BISMARCK — A group seeking to block the use of state funds to support the proposed Theodore Roosevelt Presidential Library won't meet its deadline to collect signatures, its leader said Wednesday, July 24.
Riley Kuntz, a Dickinson electrician who chairs the referral campaign's sponsoring committee, said the volunteer effort lacked enough people to gather the 13,452 signatures needed by midnight Thursday to put the question to voters. The group already missed one deadline this week to block a new open records exemption and has another week to muster support to roll back restrictions placed on the state auditor.
Kuntz said he was still hoping to gather enough signatures on the auditor restrictions, which have generated some friction between State Auditor Josh Gallion and the Legislature.
"I was initially feeling pretty good about all three," Kuntz said. "It's just how it goes."

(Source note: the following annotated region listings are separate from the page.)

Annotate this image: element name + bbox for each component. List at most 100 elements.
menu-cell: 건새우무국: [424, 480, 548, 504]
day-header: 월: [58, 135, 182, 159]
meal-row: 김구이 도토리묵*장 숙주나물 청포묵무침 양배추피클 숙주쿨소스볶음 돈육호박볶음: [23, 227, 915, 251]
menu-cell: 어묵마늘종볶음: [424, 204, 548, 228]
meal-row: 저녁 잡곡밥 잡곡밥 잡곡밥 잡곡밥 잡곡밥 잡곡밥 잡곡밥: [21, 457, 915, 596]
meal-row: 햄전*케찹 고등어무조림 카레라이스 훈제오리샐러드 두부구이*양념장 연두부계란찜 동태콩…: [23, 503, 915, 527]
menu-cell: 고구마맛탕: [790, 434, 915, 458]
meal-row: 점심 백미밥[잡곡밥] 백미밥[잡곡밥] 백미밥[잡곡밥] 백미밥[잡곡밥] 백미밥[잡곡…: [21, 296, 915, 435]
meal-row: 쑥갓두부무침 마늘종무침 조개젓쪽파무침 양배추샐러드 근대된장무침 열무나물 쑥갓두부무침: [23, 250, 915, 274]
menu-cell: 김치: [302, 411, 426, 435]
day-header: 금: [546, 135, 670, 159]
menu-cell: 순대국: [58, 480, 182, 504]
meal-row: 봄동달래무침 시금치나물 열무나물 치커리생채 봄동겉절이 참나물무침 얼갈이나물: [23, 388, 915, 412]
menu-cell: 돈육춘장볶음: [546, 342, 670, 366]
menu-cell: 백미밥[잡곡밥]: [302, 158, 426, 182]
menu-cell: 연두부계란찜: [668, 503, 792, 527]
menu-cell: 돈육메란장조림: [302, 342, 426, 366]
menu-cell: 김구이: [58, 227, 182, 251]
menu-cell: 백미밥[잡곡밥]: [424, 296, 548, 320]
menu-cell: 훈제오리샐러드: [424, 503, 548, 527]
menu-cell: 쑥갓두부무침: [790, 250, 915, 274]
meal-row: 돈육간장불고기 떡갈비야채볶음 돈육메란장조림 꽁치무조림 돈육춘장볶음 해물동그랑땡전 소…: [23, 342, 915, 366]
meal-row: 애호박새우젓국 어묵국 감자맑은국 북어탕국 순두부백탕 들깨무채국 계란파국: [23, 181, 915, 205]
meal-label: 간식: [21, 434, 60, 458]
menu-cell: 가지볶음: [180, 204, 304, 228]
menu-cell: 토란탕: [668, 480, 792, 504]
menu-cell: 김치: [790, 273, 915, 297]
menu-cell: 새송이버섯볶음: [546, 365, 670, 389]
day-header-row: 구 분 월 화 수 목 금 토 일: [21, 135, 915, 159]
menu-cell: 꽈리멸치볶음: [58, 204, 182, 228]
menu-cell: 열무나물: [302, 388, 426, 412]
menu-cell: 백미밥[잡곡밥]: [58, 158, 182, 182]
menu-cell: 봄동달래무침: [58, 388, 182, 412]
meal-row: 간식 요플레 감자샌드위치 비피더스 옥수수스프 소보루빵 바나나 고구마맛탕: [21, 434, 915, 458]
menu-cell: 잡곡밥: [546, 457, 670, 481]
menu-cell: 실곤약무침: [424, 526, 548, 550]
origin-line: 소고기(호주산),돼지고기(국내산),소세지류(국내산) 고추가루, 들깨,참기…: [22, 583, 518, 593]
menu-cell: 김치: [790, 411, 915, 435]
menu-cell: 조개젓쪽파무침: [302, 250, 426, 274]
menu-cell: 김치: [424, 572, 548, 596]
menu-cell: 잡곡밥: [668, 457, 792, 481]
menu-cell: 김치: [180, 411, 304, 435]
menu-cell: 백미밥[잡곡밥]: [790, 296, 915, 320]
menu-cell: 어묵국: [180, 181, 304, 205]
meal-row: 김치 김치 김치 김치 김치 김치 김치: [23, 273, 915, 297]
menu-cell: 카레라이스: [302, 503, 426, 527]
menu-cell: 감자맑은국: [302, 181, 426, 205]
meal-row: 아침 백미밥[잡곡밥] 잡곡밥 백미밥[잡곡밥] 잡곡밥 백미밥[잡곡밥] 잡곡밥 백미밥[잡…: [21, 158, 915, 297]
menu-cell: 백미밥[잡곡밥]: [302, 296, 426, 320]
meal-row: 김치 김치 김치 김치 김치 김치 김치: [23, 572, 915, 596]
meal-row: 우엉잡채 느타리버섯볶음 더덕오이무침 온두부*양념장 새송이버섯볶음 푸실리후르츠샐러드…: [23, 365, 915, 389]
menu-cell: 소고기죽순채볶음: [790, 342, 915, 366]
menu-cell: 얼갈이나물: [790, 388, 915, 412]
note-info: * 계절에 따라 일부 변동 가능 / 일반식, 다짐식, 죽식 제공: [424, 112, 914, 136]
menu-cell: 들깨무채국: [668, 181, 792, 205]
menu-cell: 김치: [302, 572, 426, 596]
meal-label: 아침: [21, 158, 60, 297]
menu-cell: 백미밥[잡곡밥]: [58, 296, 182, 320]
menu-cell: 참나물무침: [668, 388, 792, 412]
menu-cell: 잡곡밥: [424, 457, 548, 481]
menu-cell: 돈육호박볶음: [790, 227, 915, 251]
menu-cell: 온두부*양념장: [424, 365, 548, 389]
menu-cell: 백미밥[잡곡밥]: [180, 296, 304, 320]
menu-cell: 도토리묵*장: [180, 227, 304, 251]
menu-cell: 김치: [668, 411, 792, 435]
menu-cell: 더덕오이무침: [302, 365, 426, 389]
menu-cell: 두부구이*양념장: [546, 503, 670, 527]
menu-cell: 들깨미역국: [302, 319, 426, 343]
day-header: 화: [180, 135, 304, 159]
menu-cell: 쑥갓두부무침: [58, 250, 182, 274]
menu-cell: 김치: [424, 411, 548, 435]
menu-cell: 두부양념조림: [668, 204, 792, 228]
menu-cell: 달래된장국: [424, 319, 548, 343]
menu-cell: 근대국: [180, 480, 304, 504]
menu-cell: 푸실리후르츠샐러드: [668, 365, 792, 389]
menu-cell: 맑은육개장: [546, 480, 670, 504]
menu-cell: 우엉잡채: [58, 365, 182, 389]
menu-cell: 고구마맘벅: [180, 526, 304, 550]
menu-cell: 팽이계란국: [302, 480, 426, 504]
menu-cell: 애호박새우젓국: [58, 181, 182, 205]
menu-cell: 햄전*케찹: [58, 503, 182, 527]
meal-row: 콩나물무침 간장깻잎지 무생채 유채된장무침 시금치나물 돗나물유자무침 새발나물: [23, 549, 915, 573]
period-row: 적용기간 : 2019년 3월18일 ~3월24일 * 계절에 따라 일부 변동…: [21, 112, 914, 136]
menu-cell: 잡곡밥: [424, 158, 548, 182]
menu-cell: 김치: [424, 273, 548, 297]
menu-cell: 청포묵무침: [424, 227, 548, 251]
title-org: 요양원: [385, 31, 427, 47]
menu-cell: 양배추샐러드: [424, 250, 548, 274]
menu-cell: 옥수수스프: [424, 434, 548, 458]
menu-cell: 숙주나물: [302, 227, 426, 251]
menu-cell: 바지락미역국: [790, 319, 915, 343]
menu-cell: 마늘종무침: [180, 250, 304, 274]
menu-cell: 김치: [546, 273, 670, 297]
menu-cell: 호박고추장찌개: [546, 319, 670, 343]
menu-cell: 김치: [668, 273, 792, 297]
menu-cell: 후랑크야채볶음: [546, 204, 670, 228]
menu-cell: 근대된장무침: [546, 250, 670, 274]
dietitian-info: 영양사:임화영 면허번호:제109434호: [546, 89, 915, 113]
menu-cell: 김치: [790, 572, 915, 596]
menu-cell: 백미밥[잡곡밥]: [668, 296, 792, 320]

Lawmakers this year signed off on a plan to create a $50 million endowment fund held by the state that would generate earnings to operate and maintain the presidential library. The legislation required $100 million in private donations to construct the facility.
The library is slated to be built in Medora, near the national park that bears Roosevelt's name. The New York native famously said he "never would have been president" if it wasn't for his experiences in the state's Badlands.
Kuntz contended the state has more pressing needs than the library.
But Gov. Doug Burgum, who has championed the library as a way to boost tourism in the state, said Wednesday he wasn't surprised that Kuntz's group fell short because the library is a "really popular idea." He described the state endowment as an "incentive" to raise $100 million in private money.
"The benefit is going to be long-term in terms of economic diversification," Burgum said.